Blood pressure varies with time of day, posture, gender, and age. It falls at rest and during sleep, increases with age, and is usually higher in women than men.

Systolic and Diastolic Pressures

Systolic pressure: The pressure produced when the left ventricle contracts and pushes blood into the aorta (≈120 mmHg).

Diastolic pressure: The pressure in arteries during complete cardiac diastole (≈80 mmHg). The difference between systolic and diastolic pressure is called the pulse pressure.

Blood pressure is measured using a sphygmomanometer, expressed as systolic over diastolic pressure.

Elasticity of Arterial Walls

Large arteries contain substantial elastic tissue. When the left ventricle ejects blood, the aorta expands and then recoils, pushing blood forward into systemic circulation. This distension and recoil maintain diastolic pressure during cardiac diastole.

Factors Determining Blood Pressure:

Cardiac Output

Cardiac output depends on stroke volume and heart rate. Increases in cardiac output raise both systolic and diastolic pressures; increases in stroke volume raise systolic pressure more than diastolic.

Peripheral (Arteriolar) Resistance

Arterioles have smooth muscle that constricts or dilates in response to neural and chemical signals. Vasoconstriction increases blood pressure, while vasodilation decreases it. Aging replaces arterial elastic tissue with fibrous tissue, raising blood pressure.

Autoregulation

Organs can adjust blood flow independently of systemic blood pressure. This protects tissues from systemic pressure fluctuations, especially the kidneys and brain.

Regulation of Blood Pressure:

Blood pressure is regulated by:

  1. Short-term control: moment-to-moment adjustments via baroreceptors, chemoreceptors, and circulating hormones.
  2. Long-term control: regulation of blood volume via kidneys and the renin–angiotensin–aldosterone system (RAAS).

Short-Term Blood Pressure Regulation:

The cardiovascular centre (CVC) in the medulla and pons integrates signals from baroreceptors, chemoreceptors, and higher brain centres, controlling heart rate and vessel diameter.

Baroreceptors

Located in the aortic and carotid sinuses, baroreceptors sense stretch.
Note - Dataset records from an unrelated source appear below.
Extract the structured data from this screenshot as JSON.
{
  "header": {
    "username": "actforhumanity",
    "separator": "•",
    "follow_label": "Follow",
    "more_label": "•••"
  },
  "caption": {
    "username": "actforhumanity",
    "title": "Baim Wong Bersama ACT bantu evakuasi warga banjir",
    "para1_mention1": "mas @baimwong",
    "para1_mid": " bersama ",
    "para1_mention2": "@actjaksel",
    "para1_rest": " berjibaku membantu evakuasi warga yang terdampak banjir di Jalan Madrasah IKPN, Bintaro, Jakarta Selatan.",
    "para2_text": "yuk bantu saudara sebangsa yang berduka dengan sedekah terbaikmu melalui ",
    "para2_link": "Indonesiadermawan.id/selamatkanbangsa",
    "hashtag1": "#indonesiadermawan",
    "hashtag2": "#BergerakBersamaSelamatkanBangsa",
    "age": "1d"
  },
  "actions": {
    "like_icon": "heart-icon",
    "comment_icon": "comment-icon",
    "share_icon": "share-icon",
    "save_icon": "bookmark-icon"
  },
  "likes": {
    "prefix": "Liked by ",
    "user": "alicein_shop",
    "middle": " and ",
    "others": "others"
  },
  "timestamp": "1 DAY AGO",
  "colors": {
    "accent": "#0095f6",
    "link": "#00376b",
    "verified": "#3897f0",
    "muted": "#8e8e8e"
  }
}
Increased pressure activates parasympathetic output to slow the heart and inhibit sympathetic output, causing vasodilation. Low pressure triggers sympathetic stimulation to raise heart rate and constrict vessels.

Chemoreceptors

Found in carotid and aortic bodies, chemoreceptors detect CO2, O2, and pH changes. Severe disruption triggers sympathetic responses, increasing blood pressure and improving tissue perfusion.

Higher Brain Centres

Emotional states like fear, pain, or anger influence the CVC. The hypothalamus adjusts blood vessel diameter in the skin to regulate body temperature.

Long-Term Blood Pressure Regulation:

Long-term control involves the RAAS, antidiuretic hormone (ADH), and atrial natriuretic peptide (ANP). RAAS and ADH increase blood volume, raising pressure. ANP reduces sodium and water retention, lowering pressure.

Pressure in the Pulmonary Circulation

Pulmonary blood pressure is lower than systemic pressure due to extensive capillaries in the lungs. Pressures above 25 mmHg can cause pulmonary oedema. Autoregulation ensures blood flows through well-oxygenated air sacs.